When cases of Yellow fever began to increase in the United States, the Chattanooga population believed that the city was immune to any possibility of an epidemic because of its mountain climate. In 1878, two local residents died of the disease, throwing the city into a panic that led some 12,000 people to flee. Many of these went up the mountain, believing the climate would offer some protection against the disease. After the epidemic passed, many people complained about the inconvenient and complicated travel up the mountain, and the St. Elmo Turnpike (Ochs Highway) was created to help with access to the mountain. Early in the 1900s, Lookout Mountain was incorporated as a town.

====Twentieth-century tourist boom ====
During the 20th century, some wealthy businessmen settled permanently on the mountain, while its attraction as a tourist destination also grew.

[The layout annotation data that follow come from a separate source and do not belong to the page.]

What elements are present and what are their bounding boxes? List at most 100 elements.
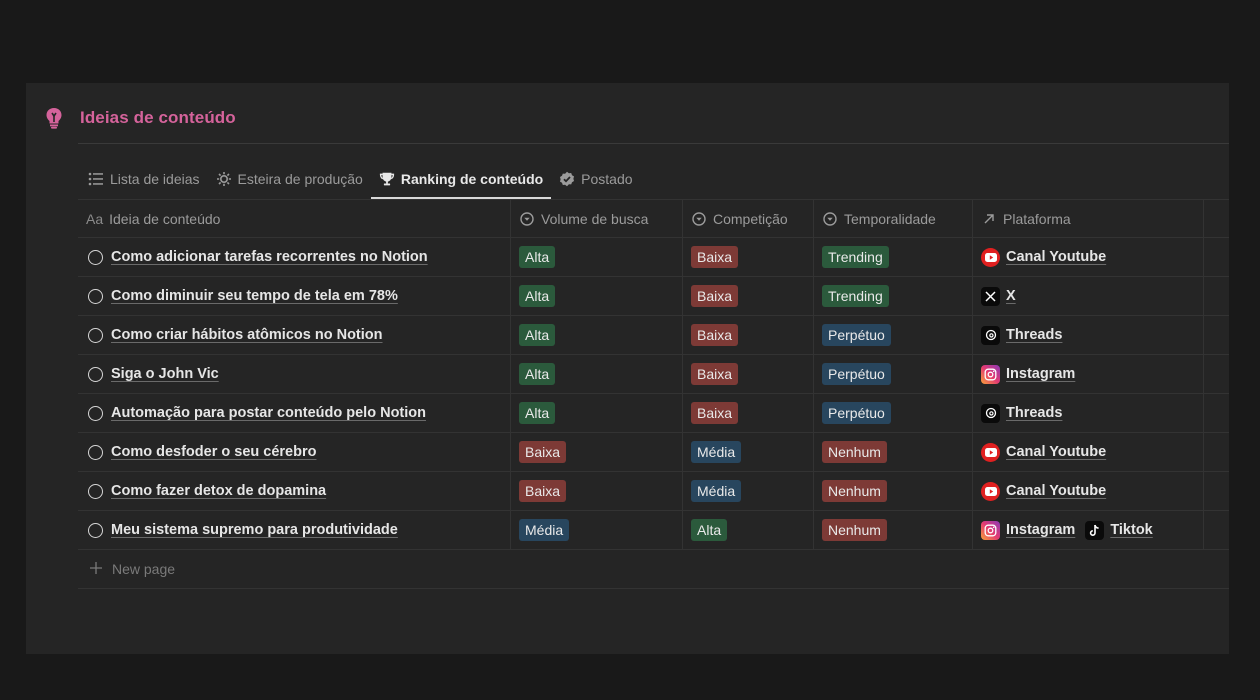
volume-tag: Baixa <box>519 441 567 463</box>
platform-link[interactable]: Instagram <box>981 520 1075 540</box>
volume-cell[interactable]: Baixa <box>511 433 683 471</box>
column-label: Volume de busca <box>541 210 649 227</box>
volume-cell[interactable]: Alta <box>511 238 683 276</box>
competicao-cell[interactable]: Média <box>683 472 814 510</box>
platform-link[interactable]: Instagram <box>981 364 1076 384</box>
column-header-add[interactable] <box>1204 200 1229 237</box>
column-header-competicao[interactable]: Competição <box>683 200 814 237</box>
temporalidade-tag: Nenhum <box>822 480 887 502</box>
volume-tag: Média <box>519 519 570 541</box>
competicao-cell[interactable]: Baixa <box>683 277 814 315</box>
idea-title[interactable]: Como diminuir seu tempo de tela em 78% <box>111 288 398 304</box>
platform-link[interactable]: Threads <box>981 403 1062 423</box>
plataforma-cell[interactable]: Instagram <box>973 355 1204 393</box>
idea-title[interactable]: Como criar hábitos atômicos no Notion <box>111 327 383 343</box>
temporalidade-cell[interactable]: Nenhum <box>814 433 973 471</box>
idea-title[interactable]: Automação para postar conteúdo pelo Noti… <box>111 405 426 421</box>
volume-cell[interactable]: Alta <box>511 355 683 393</box>
competicao-cell[interactable]: Média <box>683 433 814 471</box>
platform-label: Instagram <box>1006 366 1076 382</box>
table-row[interactable]: Siga o John Vic Alta Baixa Perpétuo Instagra… <box>78 355 1229 394</box>
volume-cell[interactable]: Média <box>511 511 683 549</box>
table-row[interactable]: Como adicionar tarefas recorrentes no No… <box>78 238 1229 277</box>
column-header-volume[interactable]: Volume de busca <box>511 200 683 237</box>
tab-esteira-de-producao[interactable]: Esteira de produção <box>208 161 371 197</box>
temporalidade-cell[interactable]: Trending <box>814 277 973 315</box>
temporalidade-cell[interactable]: Perpétuo <box>814 355 973 393</box>
verified-badge-icon <box>559 171 575 187</box>
column-label: Competição <box>713 210 788 227</box>
database-title[interactable]: Ideias de conteúdo <box>80 108 236 128</box>
plataforma-cell[interactable]: Canal Youtube <box>973 433 1204 471</box>
volume-cell[interactable]: Alta <box>511 277 683 315</box>
temporalidade-cell[interactable]: Perpétuo <box>814 316 973 354</box>
idea-title[interactable]: Meu sistema supremo para produtividade <box>111 522 398 538</box>
temporalidade-tag: Perpétuo <box>822 324 891 346</box>
checkbox-circle-icon[interactable] <box>88 288 103 304</box>
idea-title[interactable]: Como adicionar tarefas recorrentes no No… <box>111 249 428 265</box>
checkbox-circle-icon[interactable] <box>88 405 103 421</box>
volume-cell[interactable]: Baixa <box>511 472 683 510</box>
checkbox-circle-icon[interactable] <box>88 327 103 343</box>
temporalidade-cell[interactable]: Trending <box>814 238 973 276</box>
tab-lista-de-ideias[interactable]: Lista de ideias <box>80 161 208 197</box>
competicao-tag: Média <box>691 480 742 502</box>
competicao-cell[interactable]: Baixa <box>683 238 814 276</box>
relation-arrow-icon <box>981 211 997 227</box>
temporalidade-cell[interactable]: Perpétuo <box>814 394 973 432</box>
lightbulb-icon[interactable] <box>44 106 64 130</box>
idea-cell[interactable]: Como desfoder o seu cérebro <box>78 433 511 471</box>
idea-cell[interactable]: Automação para postar conteúdo pelo Noti… <box>78 394 511 432</box>
platform-link[interactable]: Tiktok <box>1085 520 1153 540</box>
table-row[interactable]: Como diminuir seu tempo de tela em 78% Al… <box>78 277 1229 316</box>
idea-cell[interactable]: Como adicionar tarefas recorrentes no No… <box>78 238 511 276</box>
table-row[interactable]: Automação para postar conteúdo pelo Noti… <box>78 394 1229 433</box>
idea-title[interactable]: Como desfoder o seu cérebro <box>111 444 316 460</box>
new-page-row[interactable]: New page <box>78 550 1229 589</box>
checkbox-circle-icon[interactable] <box>88 249 103 265</box>
plataforma-cell[interactable]: X <box>973 277 1204 315</box>
column-header-temporalidade[interactable]: Temporalidade <box>814 200 973 237</box>
tab-postado[interactable]: Postado <box>551 161 640 197</box>
idea-cell[interactable]: Siga o John Vic <box>78 355 511 393</box>
idea-cell[interactable]: Meu sistema supremo para produtividade <box>78 511 511 549</box>
table-row[interactable]: Como fazer detox de dopamina Baixa Média Ne… <box>78 472 1229 511</box>
plataforma-cell[interactable]: Threads <box>973 316 1204 354</box>
competicao-cell[interactable]: Baixa <box>683 316 814 354</box>
plataforma-cell[interactable]: Canal Youtube <box>973 238 1204 276</box>
platform-link[interactable]: Canal Youtube <box>981 442 1106 462</box>
idea-cell[interactable]: Como fazer detox de dopamina <box>78 472 511 510</box>
column-header-ideia[interactable]: Aa Ideia de conteúdo <box>78 200 511 237</box>
idea-title[interactable]: Siga o John Vic <box>111 366 219 382</box>
plataforma-cell[interactable]: Threads <box>973 394 1204 432</box>
youtube-icon <box>981 247 1000 267</box>
checkbox-circle-icon[interactable] <box>88 444 103 460</box>
plataforma-cell[interactable]: Instagram Tiktok <box>973 511 1204 549</box>
plus-icon <box>90 561 102 577</box>
idea-cell[interactable]: Como criar hábitos atômicos no Notion <box>78 316 511 354</box>
volume-tag: Alta <box>519 363 556 385</box>
new-page-button[interactable]: New page <box>78 550 183 588</box>
temporalidade-cell[interactable]: Nenhum <box>814 472 973 510</box>
volume-cell[interactable]: Alta <box>511 316 683 354</box>
volume-cell[interactable]: Alta <box>511 394 683 432</box>
plataforma-cell[interactable]: Canal Youtube <box>973 472 1204 510</box>
checkbox-circle-icon[interactable] <box>88 483 103 499</box>
competicao-cell[interactable]: Baixa <box>683 394 814 432</box>
table-row[interactable]: Como criar hábitos atômicos no Notion Alt… <box>78 316 1229 355</box>
competicao-cell[interactable]: Alta <box>683 511 814 549</box>
column-header-plataforma[interactable]: Plataforma <box>973 200 1204 237</box>
table-row[interactable]: Meu sistema supremo para produtividade Mé… <box>78 511 1229 550</box>
platform-link[interactable]: Threads <box>981 325 1062 345</box>
temporalidade-cell[interactable]: Nenhum <box>814 511 973 549</box>
idea-title[interactable]: Como fazer detox de dopamina <box>111 483 326 499</box>
competicao-cell[interactable]: Baixa <box>683 355 814 393</box>
checkbox-circle-icon[interactable] <box>88 366 103 382</box>
tab-ranking-de-conteudo[interactable]: Ranking de conteúdo <box>370 161 552 199</box>
platform-link[interactable]: Canal Youtube <box>981 481 1106 501</box>
checkbox-circle-icon[interactable] <box>88 522 103 538</box>
platform-link[interactable]: X <box>981 286 1016 306</box>
platform-link[interactable]: Canal Youtube <box>981 247 1106 267</box>
idea-cell[interactable]: Como diminuir seu tempo de tela em 78% <box>78 277 511 315</box>
table-row[interactable]: Como desfoder o seu cérebro Baixa Média Nen… <box>78 433 1229 472</box>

In the 1910s and 1920s, a number of entrepreneurs, including Garnet Carter, J.B. Pound, O.B. Andrews, and Leo Lambert, began developing, improving, and marketing attractions.

Today, tourist attractions include:

- Battle of Lookout Mountain Museum: soldier figurines and topographical maps.
- Lookout Mountain Incline Railway: a National Historic site, the railroad has an incline of 72.7%.
- Rock City: trails laid of rock with various attractions, including Lover's Leap, Balanced Rock, and Fat Man's Squeeze.
- Ruby Falls: a cave with a 145 ft waterfall deep inside the mountain.